Memburu Dalang Korupsi Terminal Barang Dishub Dumai
Senin, 01 September 2014 09:26 WIB
DUMAI - Skandal korupsi terminal barang memasuki babak baru. Sejumlah pihak meminta kejaksaan agar juga “mengejar” tokoh di balik layar. Tokoh yang disebut-sebut akrab disapa dengan panggilan Bunda itu diyakini turut menerima aliran dana.
Ironisnya, nominal yang diterima paling banyak dibanding lainnya, yakni berkisar Rp2,5 juta setiap harinya. Siapa Bunda dan benarkah ikut kecipratan uang korupsi, sejauh ini memang masih misteri. Kalaupun ada yang tahu, dipastikan mereka tidak bakal berani untuk “bernyanyi”. Kabarnya, Bunda bukan orang biasa dan dekat dengan petinggi negeri.
"Kabarnya masih samar kendati santer terdengar. Kalau memang Bunda itu dekat dengan petinggi, siapa yang berani.
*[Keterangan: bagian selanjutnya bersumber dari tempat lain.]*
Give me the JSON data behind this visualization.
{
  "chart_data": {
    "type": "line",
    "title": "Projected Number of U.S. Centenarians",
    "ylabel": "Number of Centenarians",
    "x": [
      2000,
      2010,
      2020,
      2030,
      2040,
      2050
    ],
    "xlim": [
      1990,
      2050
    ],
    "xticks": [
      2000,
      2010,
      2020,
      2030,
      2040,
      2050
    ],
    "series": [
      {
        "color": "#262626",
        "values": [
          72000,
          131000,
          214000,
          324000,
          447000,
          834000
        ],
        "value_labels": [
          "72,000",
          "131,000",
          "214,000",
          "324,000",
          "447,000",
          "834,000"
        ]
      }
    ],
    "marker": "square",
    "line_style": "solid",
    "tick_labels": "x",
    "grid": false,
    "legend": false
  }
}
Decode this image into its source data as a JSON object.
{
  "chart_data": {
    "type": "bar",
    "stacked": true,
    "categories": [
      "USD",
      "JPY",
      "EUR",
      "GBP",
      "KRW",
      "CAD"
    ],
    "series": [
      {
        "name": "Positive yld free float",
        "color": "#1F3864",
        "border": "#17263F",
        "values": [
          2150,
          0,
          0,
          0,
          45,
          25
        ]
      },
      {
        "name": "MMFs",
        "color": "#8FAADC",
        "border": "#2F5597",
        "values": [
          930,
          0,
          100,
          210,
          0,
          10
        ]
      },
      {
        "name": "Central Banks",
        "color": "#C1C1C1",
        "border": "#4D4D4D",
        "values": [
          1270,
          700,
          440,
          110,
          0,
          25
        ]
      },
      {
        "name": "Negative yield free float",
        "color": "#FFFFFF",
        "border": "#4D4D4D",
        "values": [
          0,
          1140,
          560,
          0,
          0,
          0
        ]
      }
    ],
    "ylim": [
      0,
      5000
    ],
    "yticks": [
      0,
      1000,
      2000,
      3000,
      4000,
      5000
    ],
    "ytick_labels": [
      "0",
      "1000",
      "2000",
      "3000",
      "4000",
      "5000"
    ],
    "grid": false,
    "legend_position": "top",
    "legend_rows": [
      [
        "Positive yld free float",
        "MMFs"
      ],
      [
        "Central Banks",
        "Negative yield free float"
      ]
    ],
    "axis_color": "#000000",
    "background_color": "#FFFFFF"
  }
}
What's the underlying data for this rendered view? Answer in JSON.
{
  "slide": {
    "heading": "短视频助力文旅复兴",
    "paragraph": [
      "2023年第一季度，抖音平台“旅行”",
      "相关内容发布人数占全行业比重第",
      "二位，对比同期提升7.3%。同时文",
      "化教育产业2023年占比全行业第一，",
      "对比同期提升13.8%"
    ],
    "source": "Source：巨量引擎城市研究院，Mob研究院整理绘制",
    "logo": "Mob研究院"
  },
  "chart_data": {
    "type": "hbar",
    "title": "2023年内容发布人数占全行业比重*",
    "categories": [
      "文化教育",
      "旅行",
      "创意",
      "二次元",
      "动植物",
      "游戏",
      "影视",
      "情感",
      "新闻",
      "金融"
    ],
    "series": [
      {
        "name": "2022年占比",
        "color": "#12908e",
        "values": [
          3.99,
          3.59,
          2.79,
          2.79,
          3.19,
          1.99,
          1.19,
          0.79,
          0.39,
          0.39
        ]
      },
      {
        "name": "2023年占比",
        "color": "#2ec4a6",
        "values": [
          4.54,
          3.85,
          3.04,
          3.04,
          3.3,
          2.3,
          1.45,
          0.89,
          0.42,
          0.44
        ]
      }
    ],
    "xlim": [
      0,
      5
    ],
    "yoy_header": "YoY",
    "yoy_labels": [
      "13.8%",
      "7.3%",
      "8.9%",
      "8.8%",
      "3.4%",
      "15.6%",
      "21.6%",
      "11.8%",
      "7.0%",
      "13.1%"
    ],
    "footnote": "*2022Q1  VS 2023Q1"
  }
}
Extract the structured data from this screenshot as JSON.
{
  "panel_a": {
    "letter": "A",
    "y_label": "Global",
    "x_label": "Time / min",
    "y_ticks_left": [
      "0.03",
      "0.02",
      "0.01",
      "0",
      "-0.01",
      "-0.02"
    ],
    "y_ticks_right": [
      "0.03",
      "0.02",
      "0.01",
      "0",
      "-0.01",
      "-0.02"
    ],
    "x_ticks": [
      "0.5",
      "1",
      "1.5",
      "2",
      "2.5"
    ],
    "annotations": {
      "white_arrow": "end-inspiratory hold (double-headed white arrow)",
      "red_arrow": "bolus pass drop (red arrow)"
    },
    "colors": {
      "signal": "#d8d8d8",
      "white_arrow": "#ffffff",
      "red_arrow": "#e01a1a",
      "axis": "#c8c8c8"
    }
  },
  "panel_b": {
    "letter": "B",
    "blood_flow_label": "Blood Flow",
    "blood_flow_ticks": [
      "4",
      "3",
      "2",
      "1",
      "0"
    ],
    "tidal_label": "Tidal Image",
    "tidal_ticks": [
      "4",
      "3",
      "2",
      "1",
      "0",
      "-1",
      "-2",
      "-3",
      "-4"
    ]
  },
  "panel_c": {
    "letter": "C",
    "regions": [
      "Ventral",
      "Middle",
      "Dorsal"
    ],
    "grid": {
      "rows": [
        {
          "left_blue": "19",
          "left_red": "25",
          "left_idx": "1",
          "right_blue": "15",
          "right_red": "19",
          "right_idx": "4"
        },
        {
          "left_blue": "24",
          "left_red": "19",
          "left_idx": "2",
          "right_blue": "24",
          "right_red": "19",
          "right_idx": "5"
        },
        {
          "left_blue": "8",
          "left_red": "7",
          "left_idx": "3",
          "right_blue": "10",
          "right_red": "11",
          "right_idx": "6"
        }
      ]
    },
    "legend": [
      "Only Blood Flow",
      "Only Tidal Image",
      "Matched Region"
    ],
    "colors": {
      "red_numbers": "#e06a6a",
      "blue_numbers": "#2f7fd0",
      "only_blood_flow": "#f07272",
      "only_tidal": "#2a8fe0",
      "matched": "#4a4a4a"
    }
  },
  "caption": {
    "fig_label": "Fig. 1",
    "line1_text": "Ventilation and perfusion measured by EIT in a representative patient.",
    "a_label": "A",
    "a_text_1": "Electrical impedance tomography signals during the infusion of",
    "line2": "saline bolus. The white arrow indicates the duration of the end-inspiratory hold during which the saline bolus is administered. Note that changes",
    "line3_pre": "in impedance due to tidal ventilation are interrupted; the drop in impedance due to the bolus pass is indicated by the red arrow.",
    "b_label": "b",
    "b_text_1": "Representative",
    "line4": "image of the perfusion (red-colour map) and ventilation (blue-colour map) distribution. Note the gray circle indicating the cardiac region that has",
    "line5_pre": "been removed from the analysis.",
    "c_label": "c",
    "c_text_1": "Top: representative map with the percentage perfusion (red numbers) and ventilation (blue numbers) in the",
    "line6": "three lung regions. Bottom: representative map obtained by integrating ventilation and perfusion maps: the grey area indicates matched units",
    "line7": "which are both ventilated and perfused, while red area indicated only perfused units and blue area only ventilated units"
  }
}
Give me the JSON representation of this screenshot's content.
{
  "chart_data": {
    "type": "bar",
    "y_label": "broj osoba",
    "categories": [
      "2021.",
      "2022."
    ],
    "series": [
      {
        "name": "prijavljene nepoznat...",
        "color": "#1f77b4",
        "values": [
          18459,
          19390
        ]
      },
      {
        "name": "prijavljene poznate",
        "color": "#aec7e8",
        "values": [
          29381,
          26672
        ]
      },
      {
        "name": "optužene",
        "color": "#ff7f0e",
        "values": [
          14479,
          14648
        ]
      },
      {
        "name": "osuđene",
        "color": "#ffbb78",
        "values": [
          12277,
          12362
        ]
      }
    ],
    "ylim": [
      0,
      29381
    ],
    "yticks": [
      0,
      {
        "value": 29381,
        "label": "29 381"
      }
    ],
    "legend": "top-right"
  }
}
Entahlah kalau Kejari punya nyali,” ujar sumber yang enggan ditulis identitasnya.
Desakan untuk mengungkap dalang korupsi ini juga disuarakan Himpunan Mahasiswa Dumai (HMD) yang meminta mantan Kepala Dinas Perhubungan Kota Dumai, Taufik Ibrahim yang sudah ditetapkan sebagai tersangka agar bersuara.
"Melihat nilainya yang mencapai angka miliaran, kecil kemungkinan uang haram itu hanya mereka bertiga yang mencicipinya. Praktek ini bisa aman sekian lama tentu karena ada yang melindunginya. Siapa dia, tergantung keberanian Taufik untuk membukanya dan tugas penegak hukum untuk menyelidikinya,” ujar Ketua Umum Pengurus Pusat HMD Riau, Muhammad Ade didampingi Sekjend Syukrizal pekan kemarin.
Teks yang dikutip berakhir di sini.